Diante de tudo o que foi exposto, a conclusão que se impõe é que o § 11 do artigo 62 deve necessariamente ser interpretado em conjunto com o artigo 150, I, da Constituição. Lido isoladamente, o dispositivo pode sugerir a manutenção automática e irrestrita dos efeitos de qualquer MP não convertida em lei. Examinado de modo combinado com o artigo 150, I, o seu alcance revela-se mais limitado: o § 11 preserva as relações jurídicas constituídas em favor dos particulares que agiram de boa-fé durante a vigência da medida provisória, mas não autoriza a manutenção de incidência tributária que o Poder Legislativo não aprovou. [1]

ADPF 216 e os limites do § 11 do art. 62 na jurisprudência do STF

O STF tem, como regra, aplicado o § 11 do artigo 62 da Constituição para manter os efeitos de MPs rejeitadas ou que perderam a sua eficácia, quando não editado o DL previsto no § 3º. Essa orientação é coerente com a finalidade do dispositivo, que é preservar a segurança jurídica das relações constituídas durante a vigência da MP.

Nada obstante, o Tribunal já sinalizou que a aplicação do § 11 não é irrestrita e deve ser feita com cautela. Na ADPF 216, julgada pelo Plenário em 14 de março de 2018, sob a relatoria da ministra Cármen Lúcia, discutiu-se a extensão dos efeitos da Medida Provisória nº 320/2006, que havia criado os chamados Centros Logísticos Industriais Aduaneiros (Clias). A referida MP foi rejeitada pelo Senado em dezembro de 2006, sem que tenha sido editado o DL previsto no § 3º do artigo 62. Diante da inércia congressual, algumas empresas obtiveram decisões judiciais determinando que a Receita Federal apreciasse pedidos de licenciamento para a exploração de Clias protocolados durante a vigência da MP, com fundamento no § 11.
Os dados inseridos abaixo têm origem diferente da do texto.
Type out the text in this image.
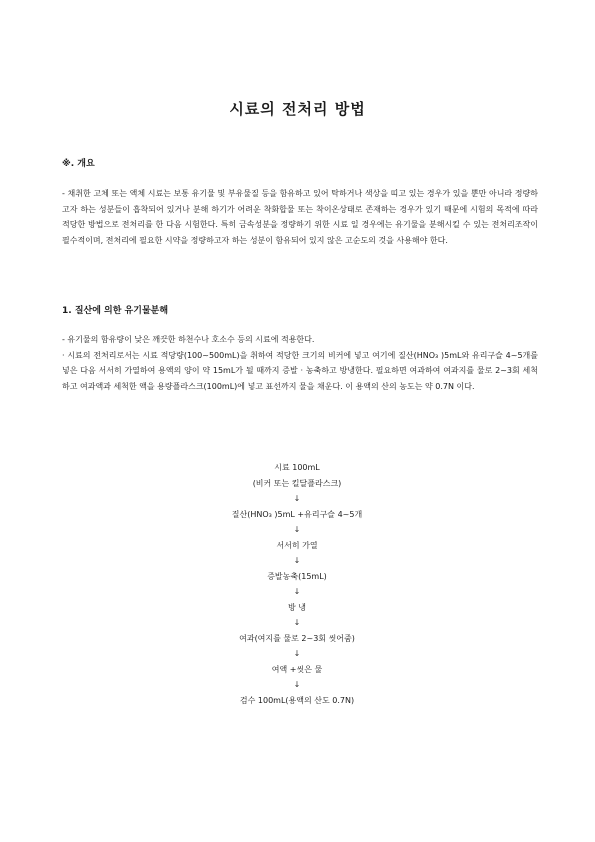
시료의 전처리 방법
※. 개요
- 채취한 고체 또는 액체 시료는 보통 유기물 및 부유물질 등을 함유하고 있어 탁하거나 색상을 띠고 있는 경우가 있을 뿐만 아니라 정량하고자 하는 성분들이 흡착되어 있거나 분해 하기가 어려운 착화합물 또는 착이온상태로 존재하는 경우가 있기 때문에 시험의 목적에 따라 적당한 방법으로 전처리를 한 다음 시험한다. 특히 금속성분을 정량하기 위한 시료 일 경우에는 유기물을 분해시킬 수 있는 전처리조작이 필수적이며, 전처리에 필요한 시약을 정량하고자 하는 성분이 함유되어 있지 않은 고순도의 것을 사용해야 한다.
1. 질산에 의한 유기물분해
- 유기물의 함유량이 낮은 깨끗한 하천수나 호소수 등의 시료에 적용한다.
· 시료의 전처리로서는 시료 적당량(100~500mL)을 취하여 적당한 크기의 비커에 넣고 여기에 질산(HNO₃ )5mL와 유리구슬 4~5개를 넣은 다음 서서히 가열하여 용액의 양이 약 15mL가 될 때까지 증발 · 농축하고 방냉한다. 필요하면 여과하여 여과지를 물로 2~3회 세척하고 여과액과 세척한 액을 용량플라스크(100mL)에 넣고 표선까지 물을 채운다. 이 용액의 산의 농도는 약 0.7N 이다.
시료 100mL
(비커 또는 킬달플라스크)
↓
질산(HNO₃ )5mL +유리구슬 4~5개
↓
서서히 가열
↓
증발농축(15mL)
↓
방 냉
↓
여과(여지를 물로 2~3회 씻어줌)
↓
여액 +씻은 물
↓
검수 100mL(용액의 산도 0.7N)
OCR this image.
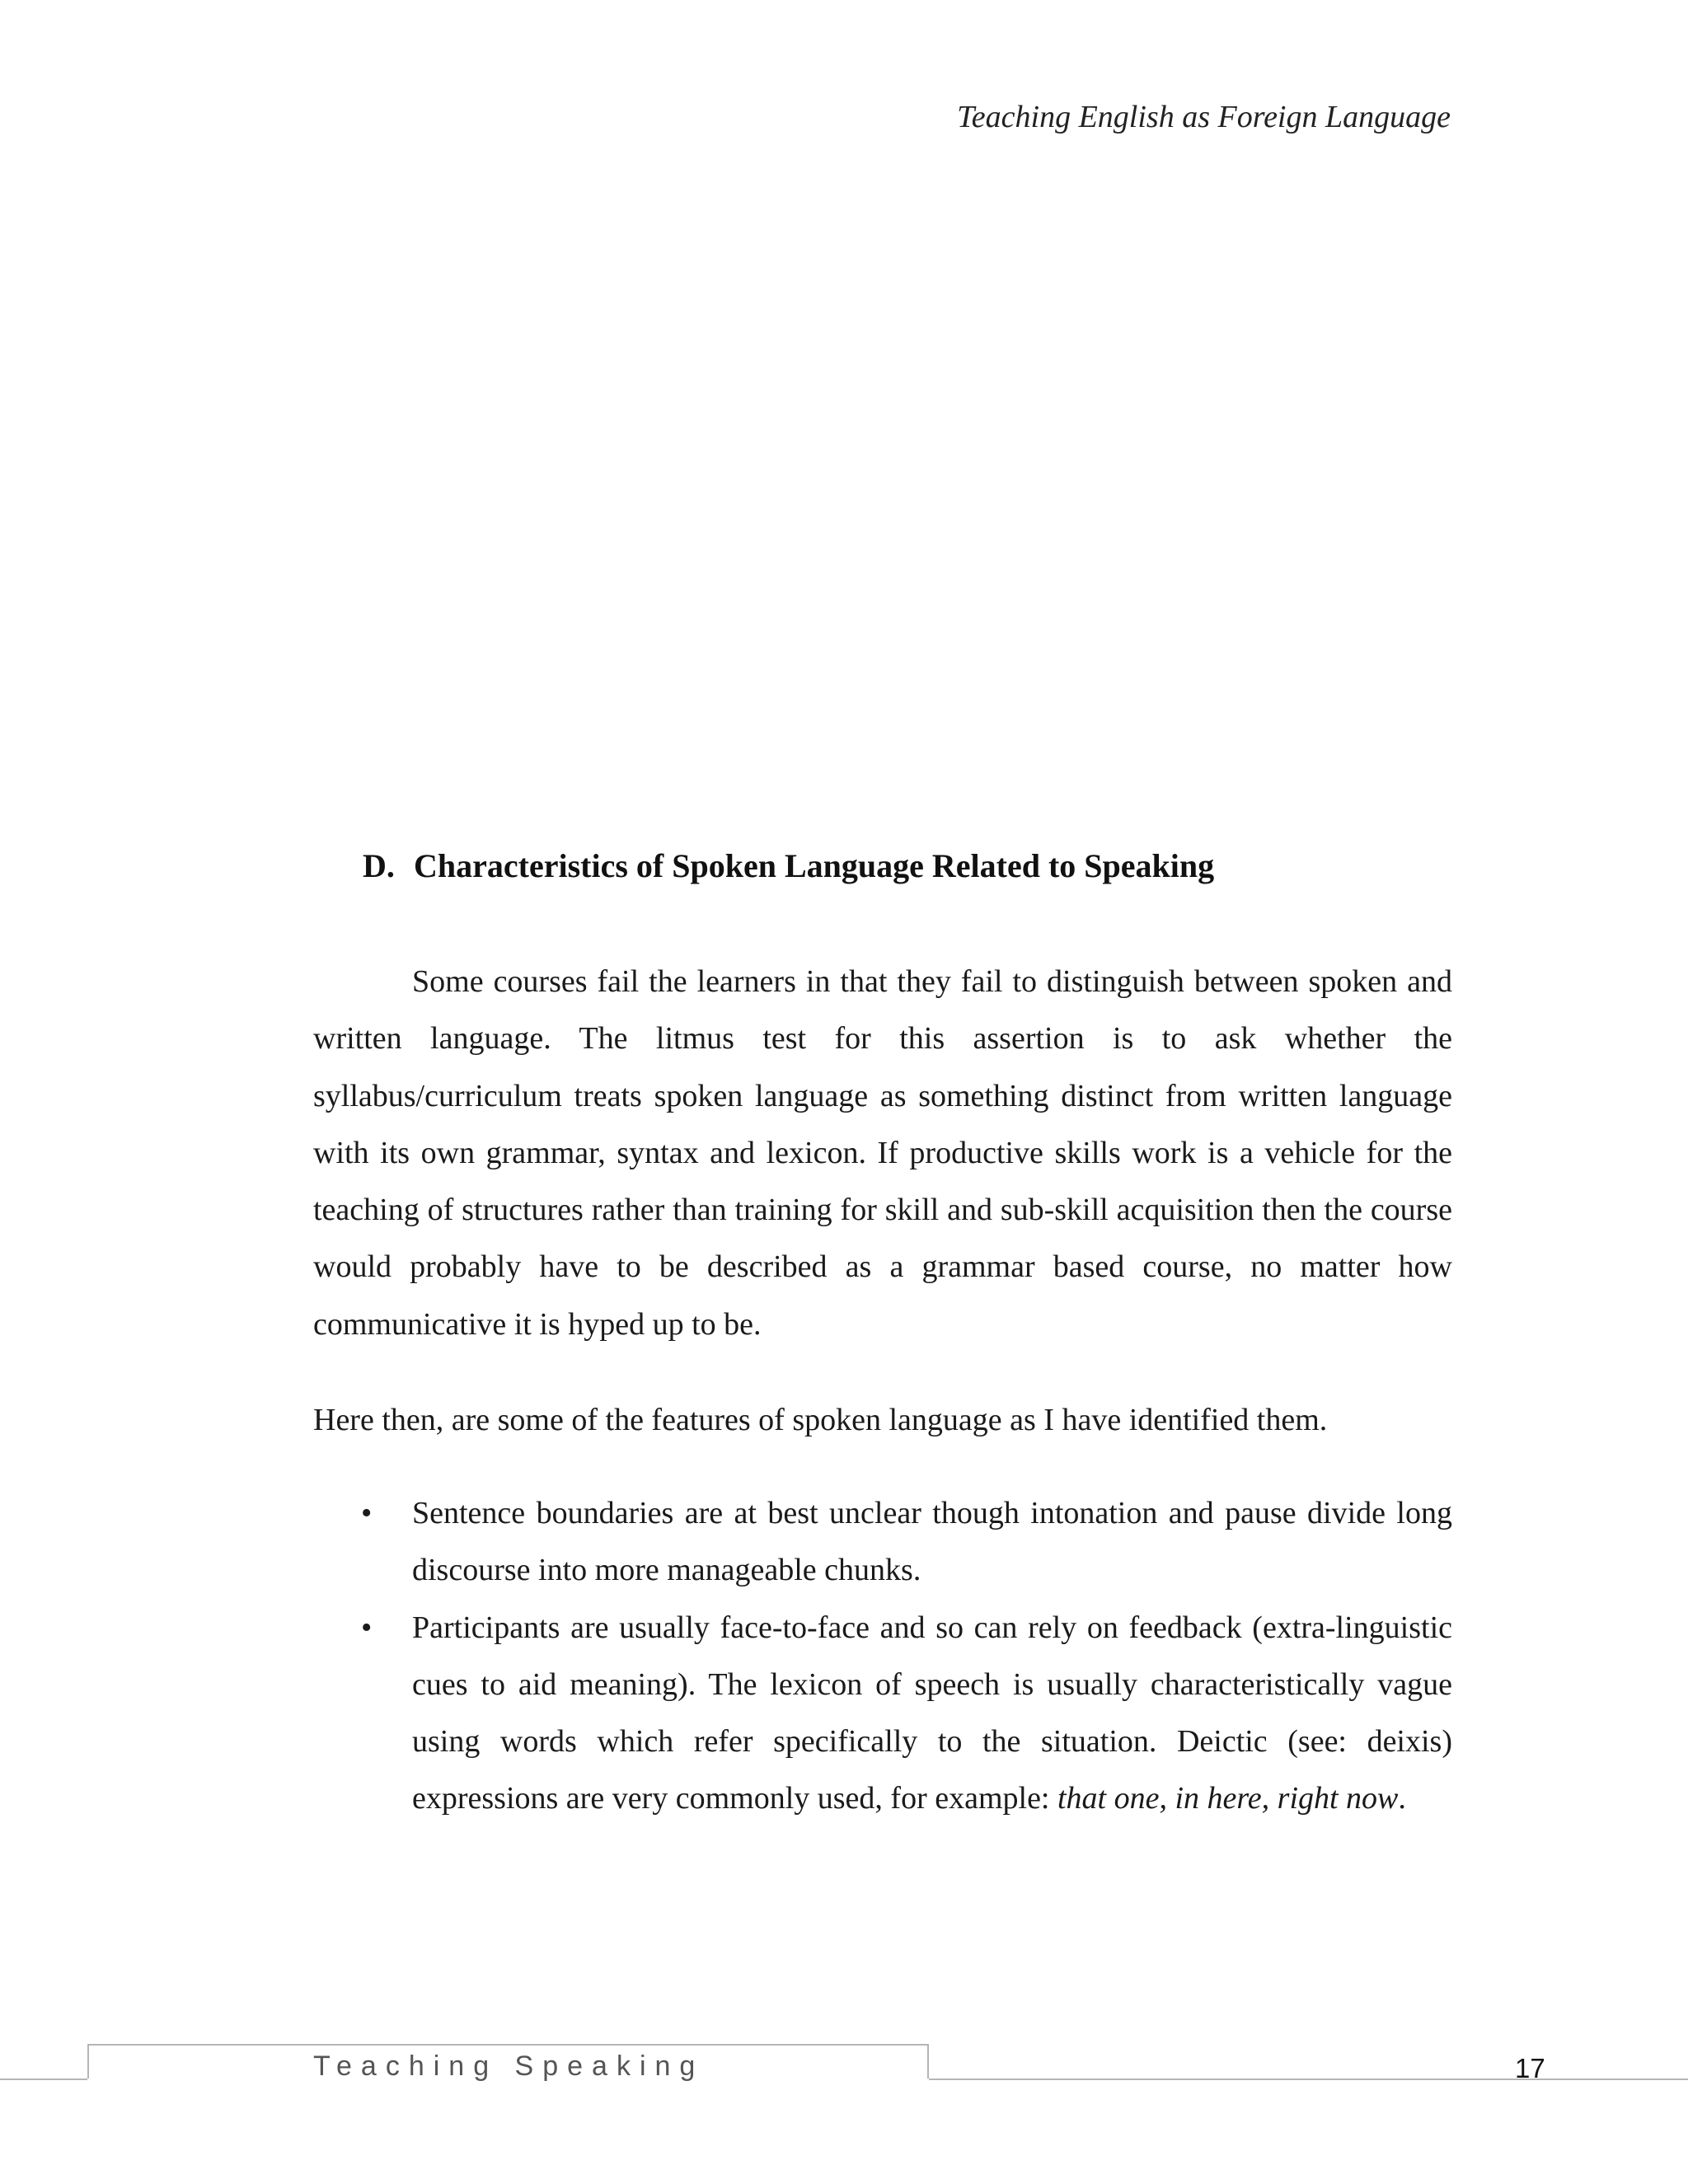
Teaching English as Foreign Language
D. Characteristics of Spoken Language Related to Speaking

Some courses fail the learners in that they fail to distinguish between spoken and written language. The litmus test for this assertion is to ask whether the syllabus/curriculum treats spoken language as something distinct from written language with its own grammar, syntax and lexicon. If productive skills work is a vehicle for the teaching of structures rather than training for skill and sub-skill acquisition then the course would probably have to be described as a grammar based course, no matter how communicative it is hyped up to be.

Here then, are some of the features of spoken language as I have identified them.

• Sentence boundaries are at best unclear though intonation and pause divide long discourse into more manageable chunks.
• Participants are usually face-to-face and so can rely on feedback (extra-linguistic cues to aid meaning). The lexicon of speech is usually characteristically vague using words which refer specifically to the situation. Deictic (see: deixis) expressions are very commonly used, for example: that one, in here, right now.
Teaching Speaking	17
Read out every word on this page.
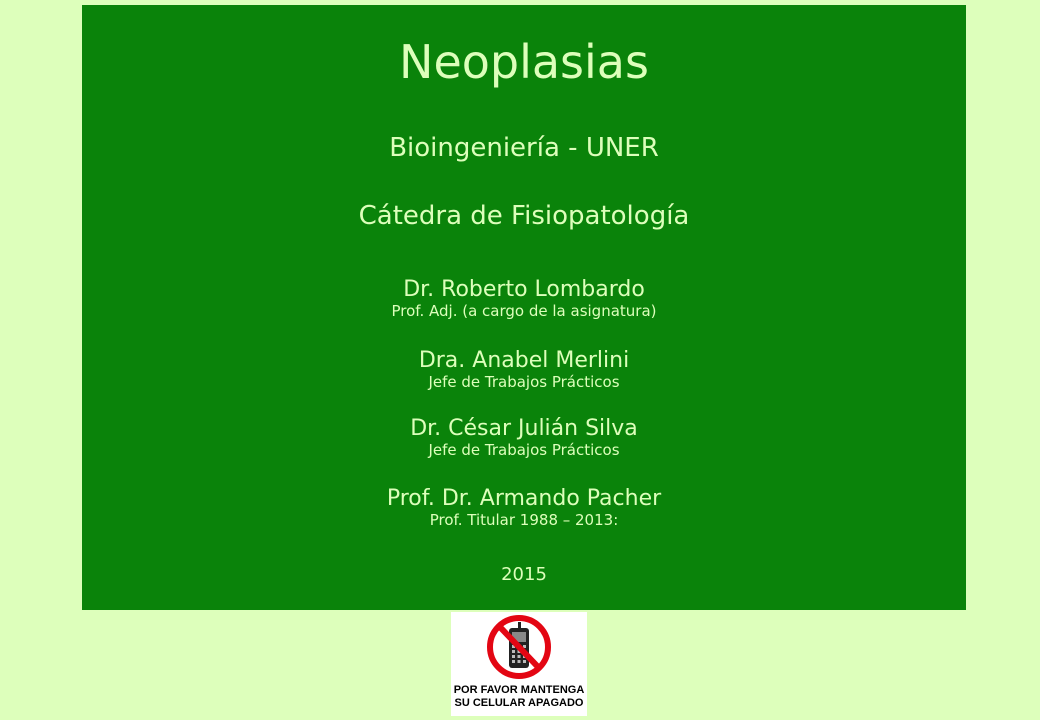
Neoplasias
Bioingeniería - UNER
Cátedra de Fisiopatología
Dr. Roberto Lombardo
Prof. Adj. (a cargo de la asignatura)
Dra. Anabel Merlini
Jefe de Trabajos Prácticos
Dr. César Julián Silva
Jefe de Trabajos Prácticos
Prof. Dr. Armando Pacher
Prof. Titular 1988 – 2013:
2015
POR FAVOR MANTENGA
SU CELULAR APAGADO
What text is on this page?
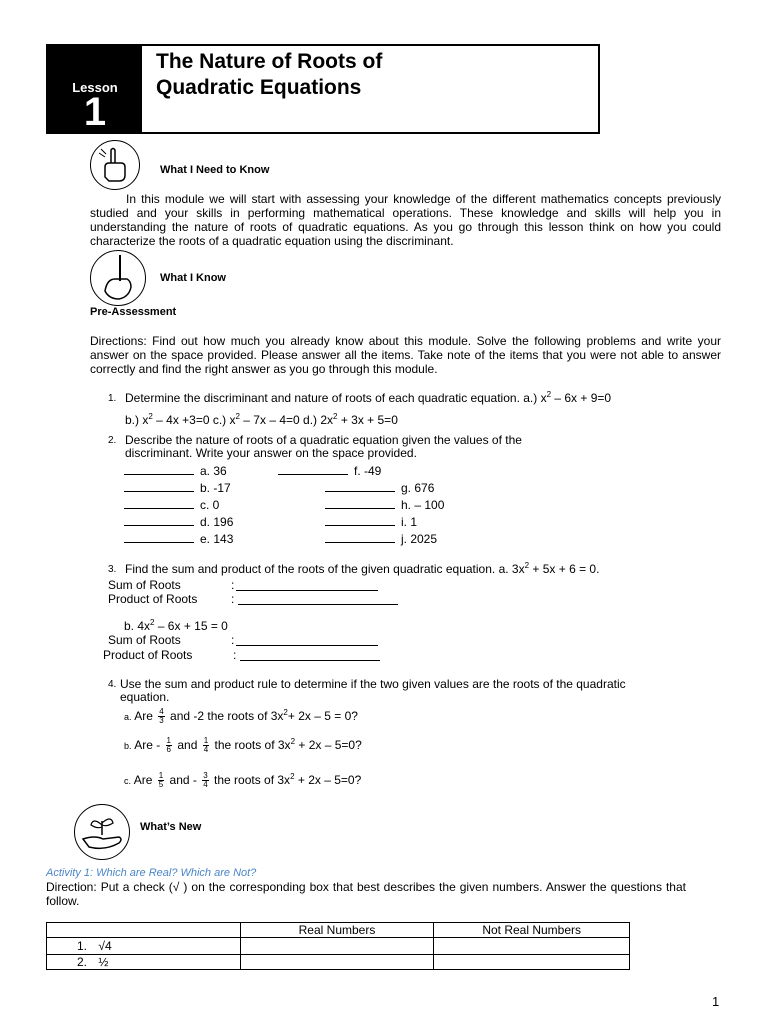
Lesson
1
The Nature of Roots of
Quadratic Equations
What I Need to Know
In this module we will start with assessing your knowledge of the different mathematics concepts previously studied and your skills in performing mathematical operations. These knowledge and skills will help you in understanding the nature of roots of quadratic equations. As you go through this lesson think on how you could characterize the roots of a quadratic equation using the discriminant.
What I Know
Pre-Assessment
Directions: Find out how much you already know about this module. Solve the following problems and write your answer on the space provided. Please answer all the items. Take note of the items that you were not able to answer correctly and find the right answer as you go through this module.
1. Determine the discriminant and nature of roots of each quadratic equation. a.) $x^2 - 6x + 9=0$
b.) $x^2 - 4x +3=0$ c.) $x^2 - 7x - 4=0$ d.) $2x^2 + 3x + 5=0$
2. Describe the nature of roots of a quadratic equation given the values of the
discriminant. Write your answer on the space provided.
a. 36	f. -49
b. -17	g. 676
c. 0	h. – 100
d. 196	i. 1
e. 143	j. 2025
3. Find the sum and product of the roots of the given quadratic equation. a. $3x^2 + 5x + 6 = 0$.
Sum of Roots	:
Product of Roots	:
b. $4x^2 - 6x + 15 = 0$
Sum of Roots	:
Product of Roots	:
4. Use the sum and product rule to determine if the two given values are the roots of the quadratic
equation.
a. Are $\frac{4}{3}$ and -2 the roots of $3x^2+ 2x - 5 = 0$?
b. Are - $\frac{1}{6}$ and $\frac{1}{4}$ the roots of $3x^2 + 2x - 5=0$?
c. Are $\frac{1}{5}$ and - $\frac{3}{4}$ the roots of $3x^2 + 2x - 5=0$?
What’s New
Activity 1: Which are Real? Which are Not?
Direction: Put a check (√ ) on the corresponding box that best describes the given numbers. Answer the questions that follow.
	Real Numbers	Not Real Numbers
1. √4		
2. ½		
1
O Supremo, por maioria, julgou procedente a arguição e afastou a aplicação do § 11 aos pedidos que não haviam sido efetivamente examinados durante a vigência da MP. Contudo, como consta na ementa do acórdão, o STF entendeu que “o § 11 do artigo 62 da Constituição visa garantir segurança jurídica àqueles que praticaram atos embasados na medida provisória rejeitada ou não apreciada, mas isso não pode se dar ao extremo de se permitir a sobreposição da vontade do chefe do Poder Executivo sob a do Poder Legislativo, em situações, por exemplo, em que a preservação dos efeitos da medida provisória equivalha à manutenção de sua vigência. Interpretação diversa ofenderia a cláusula pétrea constante do artigo 2º da Constituição, que preconiza a separação entre os Poderes”.

Embora o caso não versasse sobre matéria tributária e o STF não tenha enfrentado os argumentos específicos que desenvolvemos nesta coluna, os fundamentos da decisão oferecem apoio relevante à posição aqui sustentada. Se a Corte reconheceu, à luz da separação de poderes, que o § 11 não pode ser aplicado de forma a perpetuar indefinidamente os efeitos de uma MP rejeitada, parece-nos que a mesma cautela se impõe — com ainda maior razão — quando se trata de manter a exigência de tributos instituídos por MP não convertida em lei. Nesse campo, ao argumento da separação de poderes, soma-se a legalidade tributária do artigo 150, I, garantia fundamental do contribuinte, protegida como cláusula pétrea.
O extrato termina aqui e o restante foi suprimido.